Милания и Зирон бежали вдоль берега по-над рекой, которая теперь была бурной и глубокой, но Малакинию этот стремительный поток давно унес далеко вперед. Зирон сдался и в отчаянии упал на колени, хватая руками траву и вырывая с корнем:

— Мы не сможем… Ее уже не найти… Посмотри какое тут течение… И… Камни…

Не обращая на него внимания, Милания продолжила бежать. Он что-то еще кричал ей вслед, но она не слышала. Быстрее, быстрее.

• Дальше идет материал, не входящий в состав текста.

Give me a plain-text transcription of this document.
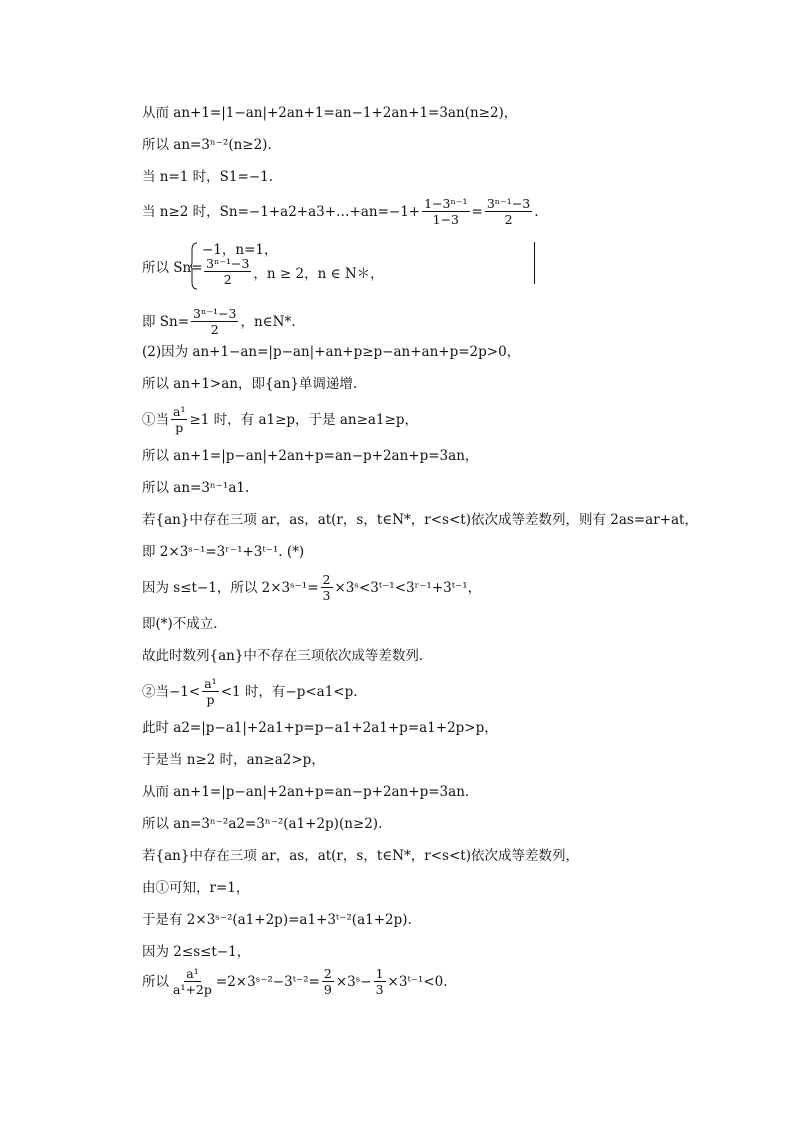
从而 an+1=|1−an|+2an+1=an−1+2an+1=3an(n≥2)，
所以 an=3ⁿ⁻²(n≥2).
当 n=1 时，S1=−1.
当 n≥2 时，Sn=−1+a2+a3+…+an=−1+ $\frac{\text{1−3ⁿ⁻¹}}{1-3} = \frac{\text{3ⁿ⁻¹−3}}{2}$ .
所以 Sn=
−1，n=1，
$\frac{\text{3ⁿ⁻¹−3}}{2}$ ，n ≥ 2，n ∈ N＊，
即 $Sn= \frac{\text{3ⁿ⁻¹−3}}{2}$ ，n∈N*.
(2)因为 an+1−an=|p−an|+an+p≥p−an+an+p=2p>0，
所以 an+1>an，即{an}单调递增.
①当 $\frac{\text{a¹}}{p} \ge 1$ 时，有 a1≥p，于是 an≥a1≥p，
所以 an+1=|p−an|+2an+p=an−p+2an+p=3an，
所以 an=3ⁿ⁻¹a1.
若{an}中存在三项 ar，as，at(r，s，t∈N*，r<s<t)依次成等差数列，则有 2as=ar+at，
即 2×3ˢ⁻¹=3ʳ⁻¹+3ᵗ⁻¹. (*)
因为 s≤t−1，所以 2×3ˢ⁻¹= $\frac{2}{3}$ ×3ˢ<3ᵗ⁻¹<3ʳ⁻¹+3ᵗ⁻¹，
即(*)不成立.
故此时数列{an}中不存在三项依次成等差数列.
②当$-1< \frac{\text{a¹}}{p} <1$ 时，有−p<a1<p.
此时 a2=|p−a1|+2a1+p=p−a1+2a1+p=a1+2p>p，
于是当 n≥2 时，an≥a2>p，
从而 an+1=|p−an|+2an+p=an−p+2an+p=3an.
所以 an=3ⁿ⁻²a2=3ⁿ⁻²(a1+2p)(n≥2).
若{an}中存在三项 ar，as，at(r，s，t∈N*，r<s<t)依次成等差数列，
由①可知，r=1，
于是有 2×3ˢ⁻²(a1+2p)=a1+3ᵗ⁻²(a1+2p).
因为 2≤s≤t−1，
所以 $\frac{\text{a¹}}{\text{a¹+2p}}$ =2×3ˢ⁻²−3ᵗ⁻²= $\frac{2}{9}$ ×3ˢ− $\frac{1}{3}$ ×3ᵗ⁻¹<0.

Малакиния быстро выбилась из сил, еще пара таких ударов об камень, и ее Дух готов будет отлететь… и тут чьи-то руки словили девочку, и осторожно подняли наверх, из безостановочно бегущего потока воды. Малакиния схватилась за вытащившего ее руками и ногами, от ужаса, паники и холода, громко колотя зубами. Ребенка била крупная дрожь, она не могла совладать с конечностями. Она крепко вцепилась в одежду спасителя. Спасительницы. Женщина парила над рекой, медленно передвигаясь в сторону берега. Но Малакиния этого не заметила. Вот они оказались на траве, спасительница села, крепко прижимая Малакинию к себе и медленно мерно раскачиваясь. Девочка откашливалась водой и понемногу успокаивалась, приходя в себя от шока. Тело все еще трясло. Спасшая ее была теплой, в сухой одежде. Вот теперь это заинтересовало и отвлекло от собственных переживаний. Невероятно длинные, белые как снег, волосы спасительницы рассыпались вокруг, а исходящий от нее тонкий запах фиалок и сладких пряников, показался Малакинии до боли знакомым, и действовал на лиску умиротворяюще. Дрожь постепенно прошла. Малакиния подняла голову, уже почти погрузившись в сон, и пролепетала:

— Спасибо, прекрасная фея.

Женщина осторожно убрала мокрые пряди волос с лица Малакинии, и устремила на нее взгляд прозрачно-льдистых глаз, с вертикальными зрачками, полный необъятной теплоты. Чувствуя себя в безопасности, Малакиния заснула. В кулачке она сжимала голубой шнурок.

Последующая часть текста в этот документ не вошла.